The sludge and sludge cake morphology before and after sludge conditioning are shown in Figure 10. The micrographs show that the unadjusted sludge has small and evenly dispersed sludge particles with a certain consistency, and sludge particle and water are difficult to separate. After CCPAD conditioning, the separation of mud and water is clearly observed. CCPAD enlarges the sludge particles and promotes aggregation through neutralization and adsorption and bridging. This phenomenon can accelerate the separation of sludge and water. The surface of the dewatered sludge cake is relatively unbroken with no cracks. [Figure 10b,e]. After conditioning and dewatering, the mud cake becomes tight and with a noticeable crack. These characteristics show that sludge conditioning by CCPAD can promote the separation of sludge and water, and this process is beneficial to sludge dewatering.

Figure 10

SEM images and photographs of sludge: (a–c) original sludge, (d–f) sludge conditioned by CCPAD.
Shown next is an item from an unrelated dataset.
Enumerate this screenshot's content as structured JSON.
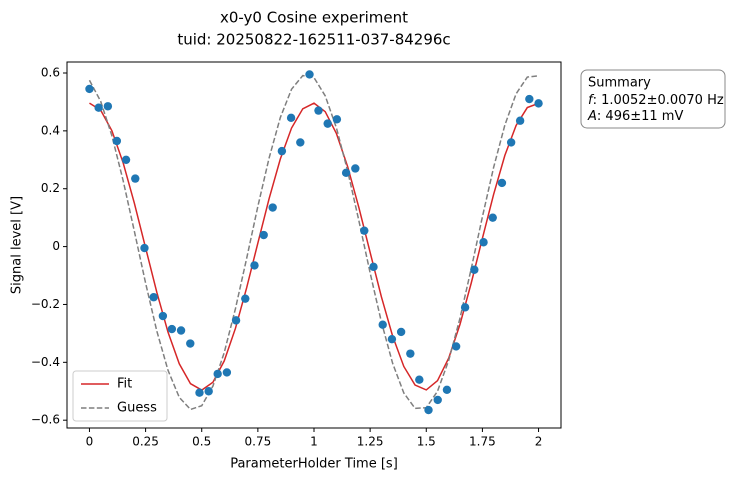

The scanning electron micrographs in Figure 10c,f shows the original sludge particles are small in size with unevenly dispersed arrangement on the surface and strong adhesion to water. After CCPAD conditioning, the number of sludge particles increases, and these particle accumulate with dense structure and smooth surface. This phenomenon is primarily due to the fact that the positively charged CCPAD molecules are electrically neutralized with the negatively charged sludge particles. Moreover, the adsorption and bridging cause the formation of the destabilized particles into large aggregates and flocs [50].

4. Conclusions

In this study, CMCS, AM, and DMC were used as raw materials to synthesize chitosan-based flocculant CCPAD through UV-induced polymerization. The optimum synthesis conditions for the photo-initiated graft polymerization of CCPAD by single-factor experiment were determined as follows: total monomer concentration, 40%; CMCS concentration, 8%; cationicity, 40%; photoinitiator concentration, 0.04%; illumination time 2 h; and pH 8. The characterization results show that the successfully synthesized polymer CCPAD had the functional group structure of CMCS, AM, and DMC in the main chain. The sludge condition and sludge dewatering performance of CCPAD were performed and evaluated by supernatant turbidity, moisture content, and specific resistance to filtration. The optimal sludge dewatering performance, with supernatant turbidity of 6.54 NTU, moisture content of 76.26%, and specific resistance to filtration of 1.09 × 1013 m/kg, was obtained at pH 5–6 and 20 mg/L CCPAD with intrinsic viscosity of 1267 mg/L. In addition, Zeta potential results show that the main mechanism of sludge flocculation and conditioning was adsorption bridging and charge neutralization. Thus, photopolymerization technology is an efficient and low-cost environmentally friendly initiation technology with good application prospects. It also provides direct evidence for the application of chitosan as a flocculant. Designing and modifying chitosan according to the characteristics of pollutants is the design target of chitosan-based flocculants with high efficiency.